Apart from XPCS measurements in USAXS geometry, we also performed SAXS measurements at the P10 beamline, PETRA III, Hamburg and beamline BL2 of the DELTA synchrotron radiation source. The details are provided in Supplementary Note 4.

Sample preparation

The hen egg was purchased from a local supermarket. The egg yolk was separated from the egg white and was washed slowly in deionised water and rolled on a filter paper to remove the excess albumin. The vitelline membrane, which separates egg yolk from egg white was punctured using a pipette tip and the yolk contents were extracted and filled in a falcon tube.
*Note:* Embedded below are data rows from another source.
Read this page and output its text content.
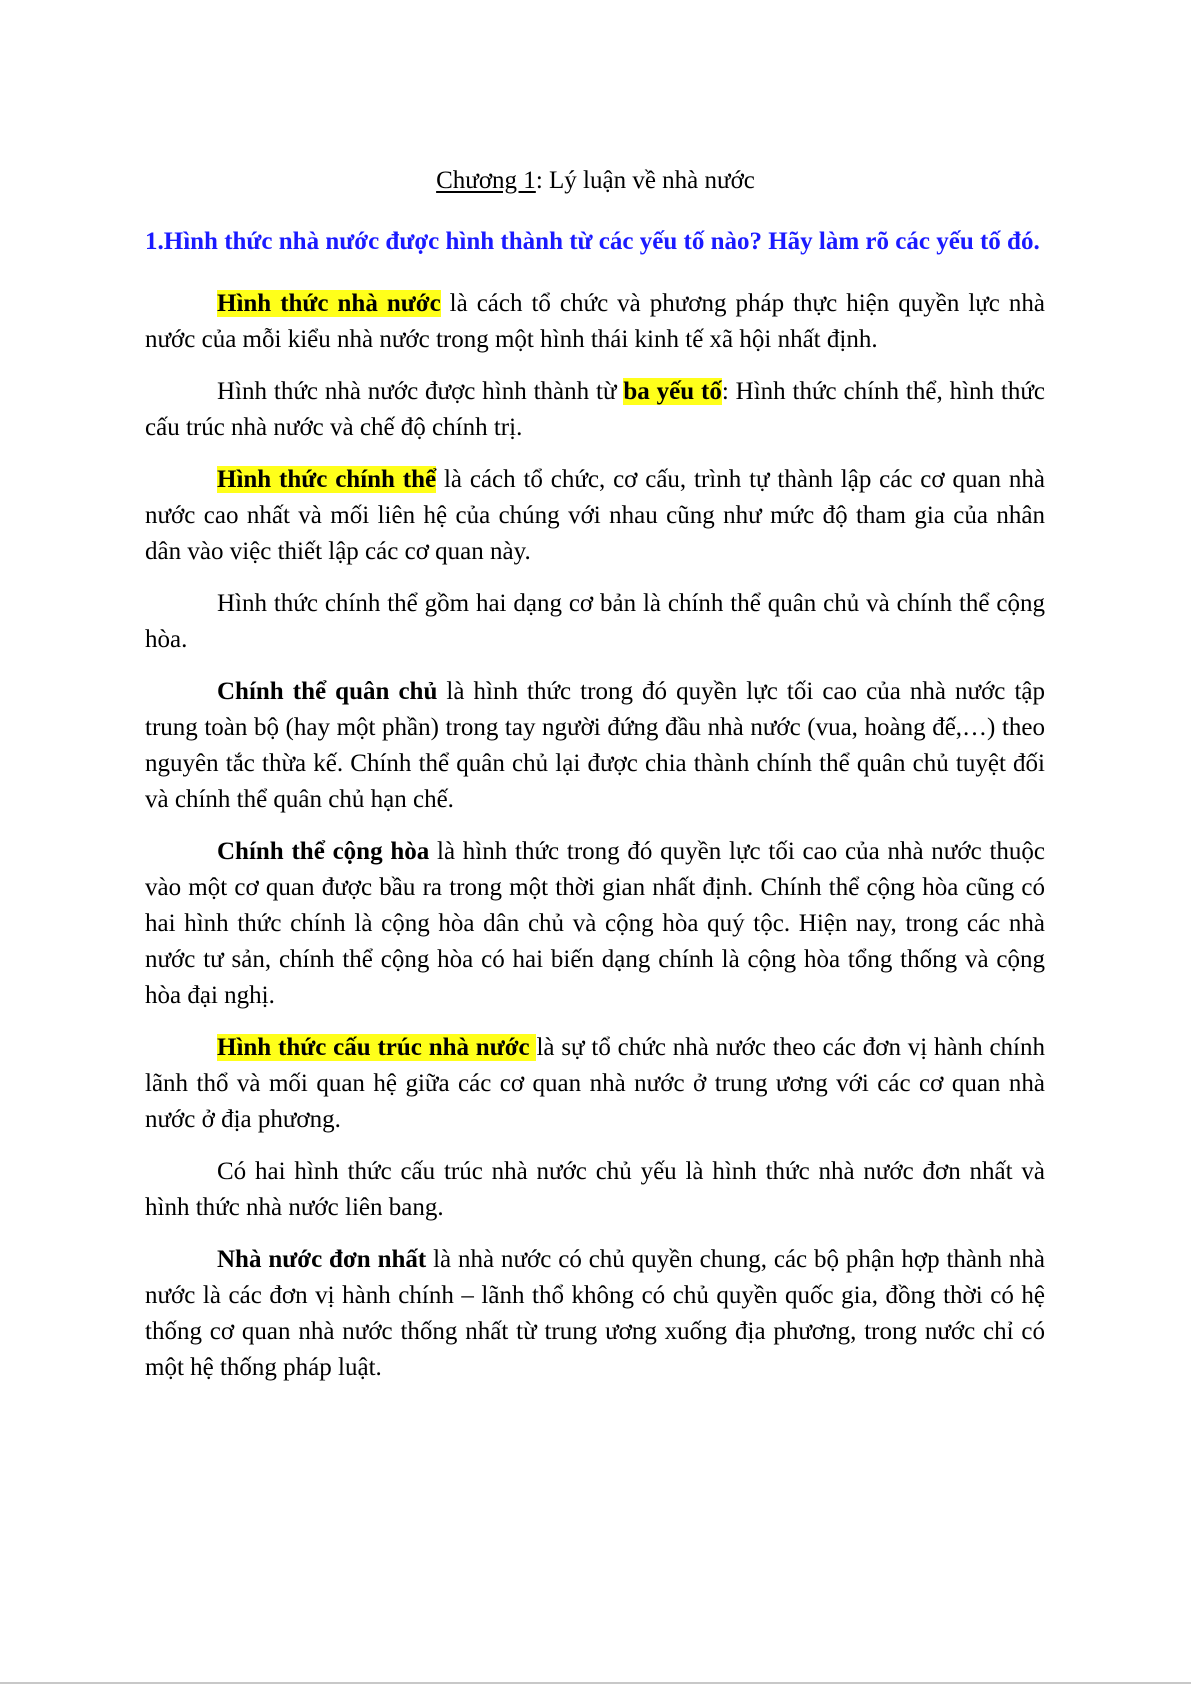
Chương 1: Lý luận về nhà nước

1.Hình thức nhà nước được hình thành từ các yếu tố nào? Hãy làm rõ các yếu tố đó.

Hình thức nhà nước là cách tổ chức và phương pháp thực hiện quyền lực nhà nước của mỗi kiểu nhà nước trong một hình thái kinh tế xã hội nhất định.

Hình thức nhà nước được hình thành từ ba yếu tố: Hình thức chính thể, hình thức cấu trúc nhà nước và chế độ chính trị.

Hình thức chính thể là cách tổ chức, cơ cấu, trình tự thành lập các cơ quan nhà nước cao nhất và mối liên hệ của chúng với nhau cũng như mức độ tham gia của nhân dân vào việc thiết lập các cơ quan này.

Hình thức chính thể gồm hai dạng cơ bản là chính thể quân chủ và chính thể cộng hòa.

Chính thể quân chủ là hình thức trong đó quyền lực tối cao của nhà nước tập trung toàn bộ (hay một phần) trong tay người đứng đầu nhà nước (vua, hoàng đế,…) theo nguyên tắc thừa kế. Chính thể quân chủ lại được chia thành chính thể quân chủ tuyệt đối và chính thể quân chủ hạn chế.

Chính thể cộng hòa là hình thức trong đó quyền lực tối cao của nhà nước thuộc vào một cơ quan được bầu ra trong một thời gian nhất định. Chính thể cộng hòa cũng có hai hình thức chính là cộng hòa dân chủ và cộng hòa quý tộc. Hiện nay, trong các nhà nước tư sản, chính thể cộng hòa có hai biến dạng chính là cộng hòa tổng thống và cộng hòa đại nghị.

Hình thức cấu trúc nhà nước là sự tổ chức nhà nước theo các đơn vị hành chính lãnh thổ và mối quan hệ giữa các cơ quan nhà nước ở trung ương với các cơ quan nhà nước ở địa phương.

Có hai hình thức cấu trúc nhà nước chủ yếu là hình thức nhà nước đơn nhất và hình thức nhà nước liên bang.

Nhà nước đơn nhất là nhà nước có chủ quyền chung, các bộ phận hợp thành nhà nước là các đơn vị hành chính – lãnh thổ không có chủ quyền quốc gia, đồng thời có hệ thống cơ quan nhà nước thống nhất từ trung ương xuống địa phương, trong nước chỉ có một hệ thống pháp luật.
The fresh hen egg yolk sample filled in a quartz capillary (diameter ≈1.5 mm), sealed with parafilm, was used for measurements. Different capillaries were used for each heating measurement. In order to separate the egg yolk fractions (plasma and granules), the egg yolk was centrifuged at 5270 × g at a constant temperature of 20 °C for ≈36 hours. The top supernatant solution containing LDLs and the bottom granules were separated for reference XPCS measurements. The sample was stored at T = 5 °C during the course of the experiments. Further details can be found in Supplementary Note 2.

Modelling LDL aggregation

The stage-I of LDL aggregation kinetics is modelled using

$${\log }_{10}(\zeta )=A2+\frac{(A1-A2)}{1+\exp \left[\,\left({\log }_{10}\left({t}_{{{\mathrm{w}}}}\right)-{\log }_{10}\left({t}_{1/2}^{{{{{{{{\rm{LDL}}}}}}}}}\right)\right)/k\right]},$$

(5)

where A1 (=1.7) and A2 (=2.3) are the lower and upper plateau values respectively. The \({\log }_{10}({t}_{1/2}^{{{{{{{{\rm{LDL}}}}}}}}})\) is the midpoint of the fit and k is a constant related to the slope of the curve at \({\log }_{10}({t}_{1/2}^{{{{{{{{\rm{LDL}}}}}}}}})\) through the relation, slope = (A2 − A1)/(4k).

Reporting summary

Further information on research design is available in the Nature Portfolio Reporting Summary linked to this article.